Nelson e o véu de tragédias


E com as luzes finalmente apagadas, abriu-se a cortina do teatro no centro de Campo Grande. Escuro tocado por velas artificiais no palco. E uma marcha fúnebre, muito alta, ensurdecedora. Meu coração bateu muito forte nesse instante. A cada batida da marcha dos mortos, era aqui dentro do peito. Fiquei arrepiada, amedrontada e maravilhada, tudo ao mesmo tempo.

 "Vamos assistir de pertinho", eu pedi, logo de início. Sentamos na segunda fileira, tão perto que eu podia me sentir dentro do palco. Nelson me esperava, em cinco contos "rodrigueanos" de "A vida como ela é" encenados pela peça "As Noivas de Nelson", da Cia. Paulista de Teatro.

Abre aspas: o primeiro livro que eu li de Nelson Rodrigues foi "Vestido de Noiva". E aquilo me cativou, pra sempre. Aquele olhar de dramaturgo, jornalista. Irônico, pueril, e ao mesmo tempo pra constranger, incomodar. Eu sempre fui muito fã das obras dele, desse jornalista que viveu na tragédia e tirou dela suas histórias.

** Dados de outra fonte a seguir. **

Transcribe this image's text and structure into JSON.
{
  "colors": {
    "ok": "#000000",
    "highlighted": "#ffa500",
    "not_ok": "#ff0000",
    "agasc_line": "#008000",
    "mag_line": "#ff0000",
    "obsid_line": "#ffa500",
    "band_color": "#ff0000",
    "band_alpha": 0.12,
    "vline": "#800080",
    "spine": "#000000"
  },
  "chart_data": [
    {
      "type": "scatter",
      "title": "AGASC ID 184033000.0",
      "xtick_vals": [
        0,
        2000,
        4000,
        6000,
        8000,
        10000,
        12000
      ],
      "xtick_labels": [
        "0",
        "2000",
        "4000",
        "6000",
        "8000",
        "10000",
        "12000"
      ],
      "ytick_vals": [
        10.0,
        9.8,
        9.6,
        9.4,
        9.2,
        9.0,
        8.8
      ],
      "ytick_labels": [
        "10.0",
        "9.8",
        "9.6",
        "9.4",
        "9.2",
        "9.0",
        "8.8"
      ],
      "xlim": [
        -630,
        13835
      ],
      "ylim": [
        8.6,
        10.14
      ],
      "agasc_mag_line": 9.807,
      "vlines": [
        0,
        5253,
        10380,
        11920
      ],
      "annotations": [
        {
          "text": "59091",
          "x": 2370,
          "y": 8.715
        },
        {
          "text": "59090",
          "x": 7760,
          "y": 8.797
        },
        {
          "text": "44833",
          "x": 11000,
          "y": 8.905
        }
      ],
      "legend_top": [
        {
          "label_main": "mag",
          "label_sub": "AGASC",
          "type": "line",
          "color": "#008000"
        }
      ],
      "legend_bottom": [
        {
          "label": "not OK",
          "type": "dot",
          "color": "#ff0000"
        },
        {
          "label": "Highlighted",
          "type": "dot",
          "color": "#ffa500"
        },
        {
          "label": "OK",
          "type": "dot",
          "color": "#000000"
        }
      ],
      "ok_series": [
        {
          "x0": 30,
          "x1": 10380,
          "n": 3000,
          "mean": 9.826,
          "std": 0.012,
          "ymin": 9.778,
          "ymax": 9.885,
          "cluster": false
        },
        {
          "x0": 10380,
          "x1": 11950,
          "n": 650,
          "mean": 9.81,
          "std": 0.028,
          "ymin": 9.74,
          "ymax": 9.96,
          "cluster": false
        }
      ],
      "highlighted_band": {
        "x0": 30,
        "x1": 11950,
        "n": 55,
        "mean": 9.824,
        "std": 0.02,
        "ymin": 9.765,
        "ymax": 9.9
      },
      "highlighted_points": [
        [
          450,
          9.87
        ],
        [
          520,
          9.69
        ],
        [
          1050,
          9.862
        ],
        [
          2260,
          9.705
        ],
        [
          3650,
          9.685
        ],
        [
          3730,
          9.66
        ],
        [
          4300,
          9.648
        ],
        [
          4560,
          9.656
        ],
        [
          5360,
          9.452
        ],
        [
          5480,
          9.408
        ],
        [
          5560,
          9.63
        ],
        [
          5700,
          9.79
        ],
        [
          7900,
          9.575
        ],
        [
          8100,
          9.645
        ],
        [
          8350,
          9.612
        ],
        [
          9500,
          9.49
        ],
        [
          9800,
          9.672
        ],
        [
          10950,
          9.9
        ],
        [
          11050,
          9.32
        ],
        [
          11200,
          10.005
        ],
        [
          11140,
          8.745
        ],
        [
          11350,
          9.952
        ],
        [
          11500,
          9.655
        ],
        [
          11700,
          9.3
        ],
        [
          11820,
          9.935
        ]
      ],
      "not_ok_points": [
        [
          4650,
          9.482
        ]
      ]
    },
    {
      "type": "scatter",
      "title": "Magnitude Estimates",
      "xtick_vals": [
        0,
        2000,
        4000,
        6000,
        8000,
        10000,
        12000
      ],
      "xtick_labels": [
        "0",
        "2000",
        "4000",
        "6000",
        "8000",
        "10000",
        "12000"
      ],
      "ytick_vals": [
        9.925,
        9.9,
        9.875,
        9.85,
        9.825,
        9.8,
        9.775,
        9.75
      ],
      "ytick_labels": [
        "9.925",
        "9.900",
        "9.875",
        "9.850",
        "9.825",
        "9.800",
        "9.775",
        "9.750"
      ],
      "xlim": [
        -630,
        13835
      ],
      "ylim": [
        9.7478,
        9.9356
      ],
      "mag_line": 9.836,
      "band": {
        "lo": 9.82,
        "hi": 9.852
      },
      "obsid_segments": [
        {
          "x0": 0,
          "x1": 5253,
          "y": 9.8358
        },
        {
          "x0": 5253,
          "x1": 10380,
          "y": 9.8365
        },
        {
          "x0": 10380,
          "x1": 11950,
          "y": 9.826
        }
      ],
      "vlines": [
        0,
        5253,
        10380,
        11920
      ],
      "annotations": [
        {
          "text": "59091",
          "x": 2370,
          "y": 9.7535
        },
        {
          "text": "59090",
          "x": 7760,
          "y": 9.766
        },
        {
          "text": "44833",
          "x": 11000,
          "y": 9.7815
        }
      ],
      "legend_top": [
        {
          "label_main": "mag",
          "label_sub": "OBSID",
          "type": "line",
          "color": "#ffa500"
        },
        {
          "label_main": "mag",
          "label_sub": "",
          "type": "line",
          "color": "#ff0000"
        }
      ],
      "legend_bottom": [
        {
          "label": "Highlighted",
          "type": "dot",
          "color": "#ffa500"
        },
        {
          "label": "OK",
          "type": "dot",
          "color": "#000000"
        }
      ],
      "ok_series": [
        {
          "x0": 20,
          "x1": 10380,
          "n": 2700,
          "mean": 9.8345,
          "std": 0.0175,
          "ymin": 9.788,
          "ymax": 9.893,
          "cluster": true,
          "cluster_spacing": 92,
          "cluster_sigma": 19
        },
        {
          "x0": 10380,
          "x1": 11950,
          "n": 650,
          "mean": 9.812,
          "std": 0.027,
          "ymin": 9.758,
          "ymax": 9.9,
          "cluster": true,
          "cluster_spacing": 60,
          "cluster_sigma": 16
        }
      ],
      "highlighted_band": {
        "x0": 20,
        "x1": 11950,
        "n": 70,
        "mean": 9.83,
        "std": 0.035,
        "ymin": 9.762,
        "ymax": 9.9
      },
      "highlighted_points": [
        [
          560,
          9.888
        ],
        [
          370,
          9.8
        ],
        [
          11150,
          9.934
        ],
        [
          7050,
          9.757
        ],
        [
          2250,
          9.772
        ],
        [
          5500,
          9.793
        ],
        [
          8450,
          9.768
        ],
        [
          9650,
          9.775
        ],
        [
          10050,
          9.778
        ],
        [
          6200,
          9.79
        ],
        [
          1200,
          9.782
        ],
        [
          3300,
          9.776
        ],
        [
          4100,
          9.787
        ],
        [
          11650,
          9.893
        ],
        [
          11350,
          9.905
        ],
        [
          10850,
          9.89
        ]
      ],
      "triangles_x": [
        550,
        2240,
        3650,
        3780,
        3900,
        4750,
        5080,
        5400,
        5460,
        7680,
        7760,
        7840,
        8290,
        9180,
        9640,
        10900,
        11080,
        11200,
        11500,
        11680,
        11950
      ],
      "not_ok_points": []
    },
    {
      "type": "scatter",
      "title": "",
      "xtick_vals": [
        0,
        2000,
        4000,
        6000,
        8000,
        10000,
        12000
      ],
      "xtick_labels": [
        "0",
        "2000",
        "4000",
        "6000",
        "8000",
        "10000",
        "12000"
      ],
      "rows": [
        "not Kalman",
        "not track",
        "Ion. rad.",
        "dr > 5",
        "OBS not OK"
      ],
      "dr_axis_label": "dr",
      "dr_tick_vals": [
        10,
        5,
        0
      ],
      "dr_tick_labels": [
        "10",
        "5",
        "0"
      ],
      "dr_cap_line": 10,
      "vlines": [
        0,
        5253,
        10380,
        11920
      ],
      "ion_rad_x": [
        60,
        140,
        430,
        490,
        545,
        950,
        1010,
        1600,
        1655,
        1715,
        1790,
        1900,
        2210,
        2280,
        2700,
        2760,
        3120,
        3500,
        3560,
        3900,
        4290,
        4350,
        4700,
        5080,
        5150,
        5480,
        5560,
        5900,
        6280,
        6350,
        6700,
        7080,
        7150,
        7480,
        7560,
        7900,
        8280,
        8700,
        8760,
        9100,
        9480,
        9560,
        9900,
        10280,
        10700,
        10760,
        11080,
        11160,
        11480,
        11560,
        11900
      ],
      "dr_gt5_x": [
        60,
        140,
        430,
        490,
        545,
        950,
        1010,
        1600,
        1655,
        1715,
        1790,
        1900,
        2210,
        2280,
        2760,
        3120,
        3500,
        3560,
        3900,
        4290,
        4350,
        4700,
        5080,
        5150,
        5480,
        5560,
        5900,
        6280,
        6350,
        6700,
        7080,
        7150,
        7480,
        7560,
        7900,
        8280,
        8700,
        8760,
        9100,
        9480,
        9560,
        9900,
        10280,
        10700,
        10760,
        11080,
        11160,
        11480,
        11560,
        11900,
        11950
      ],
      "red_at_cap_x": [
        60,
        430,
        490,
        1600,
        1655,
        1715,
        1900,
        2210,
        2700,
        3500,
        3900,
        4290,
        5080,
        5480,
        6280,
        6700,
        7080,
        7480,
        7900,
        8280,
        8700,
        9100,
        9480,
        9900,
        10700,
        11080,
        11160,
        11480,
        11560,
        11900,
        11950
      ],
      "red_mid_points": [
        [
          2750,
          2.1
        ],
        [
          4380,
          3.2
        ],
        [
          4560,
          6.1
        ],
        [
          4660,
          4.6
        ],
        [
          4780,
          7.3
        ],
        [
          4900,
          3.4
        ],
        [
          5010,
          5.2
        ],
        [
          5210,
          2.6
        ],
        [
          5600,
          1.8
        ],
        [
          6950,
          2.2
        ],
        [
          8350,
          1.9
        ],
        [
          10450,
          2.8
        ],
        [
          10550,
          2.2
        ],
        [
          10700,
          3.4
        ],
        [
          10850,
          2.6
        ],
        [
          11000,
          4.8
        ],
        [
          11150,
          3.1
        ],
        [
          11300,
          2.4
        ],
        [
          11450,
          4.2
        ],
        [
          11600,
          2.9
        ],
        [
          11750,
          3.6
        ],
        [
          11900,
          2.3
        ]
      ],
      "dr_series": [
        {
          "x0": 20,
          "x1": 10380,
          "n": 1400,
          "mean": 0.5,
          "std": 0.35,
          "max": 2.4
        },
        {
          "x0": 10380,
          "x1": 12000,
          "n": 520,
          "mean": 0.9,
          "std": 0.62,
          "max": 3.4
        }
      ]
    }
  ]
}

Na semana que antecedeu a peça, eu escrevi sobre ela, entrevistando a atriz Anamaria Assis e a produtora Katia Manfredi. E já percebi que aquilo me fisgava, porque as fotos eram impressionantes. Na matéria, que eu escrevi me deleitando, feliz da vida, falei de Nelson, de noivas, de obras como "Anjo Negro" e "Album de Família". E lembrei do próprio A vida como ela é, que eu reli pouco antes de ir pra Bonito, ano passado, à trabalho. Fecha aspas.

A genialidade de "As Noivas de Nelson" está também no formato escolhido, que não é uma adaptação e sim uma encenação. Os atores reverenciam o texto o tempo todo, e extraem dele sua intensidade. Simplesmente são os protagonistas, os narradores, os personagens secundários. Em cada conto (“Excesso de Trabalho”, “O Delicado”, “O Sacrilégio”, “O Pastelzinho” e “Feia Demais”), vemos tanto do hoje e do ontem. E os atores que estão ali representando, são fortes, destemidos e intensos, tal qual suas personas.

No primeiro instante em que o primeiro ator surgiu no palco, o rosto cadavérico de cada um, as noivas de vestidos amarelados pelo tempo e o algodão no nariz dos personagens, já antecipam essa tragédia que é tão Nelson. Tão cotidiana, tão cômica ao mesmo tempo. Nelson Rodrigues acostumou-se a narrar essa vida exemplar diante dos olhos de uma sociedade que é despedaçada dentro de quatro paredes. Ele narrou a hipocrisia daqueles tempos (que ainda se parecem com o hoje), e na peça, é ela que parece fazer exaltar a morte.

Entre um conto e outro, ouvimos a voz do escritor. Entre frases desconexas e a voz rouca de Nelson, a ação acontece. E são gritos, choro, murmúrios, sentenças. Entre véus amarelados do tempo, e flores secas em buquês, a gente vê tanto do que também somos: despedaçados e trágicos em nosso perfeitos retratos distorcidos. 


quarta-feira, 20 de março de 2013

Haicais do Caos

Ninguém sabe como, mas há dias que queimam carros por aqui. Alguma força criminosa sem rosto está colocando fogo em carros estacionados nas ruas da Cidade Morena.

Acho que vi isso tantas vezes nas páginas do jornal que ontem sonhei com isso. Que encontrava meu carro queimando no meio de uma rua deserta. E eu chorava, pedia, gritava, meu carro, meu único bem material, que eu suei tanto pra poder comprar, fruto do meu trabalho e do meu esforço. Aquilo simplesmente queimava, ardia. Aquele objeto, que representou a minha independência mais recente, meu meio de transporte, o funil para onde parte do mês de labuta vai. Queimando. Fora do meu controle.

A gente senta e se acomoda em uma zona de segurança tão grande, e esquece que o caos existe. Está lá fora, está aqui dentro, e nós somos feitos dele. A gente nem lembra, tamanho o conforto, que em um piscar de olhos e pronto, tudo virou do avesso, tudo mudou. Perdemos algo, deixamos algo ir contra nossa vontade. Vórtice.

Eu costumava escrever muito isso nos meus tantos diários da adolescência. Gostava de sentir que era parte pulsante desse caos, que para mim naquela época queria dizer "renovação, mudança". Mas hoje, às vezes sinto que esse esfacelamento da rotina brusco, sem prelúdio e sem preparação, às vezes é muito dificil de lidar. 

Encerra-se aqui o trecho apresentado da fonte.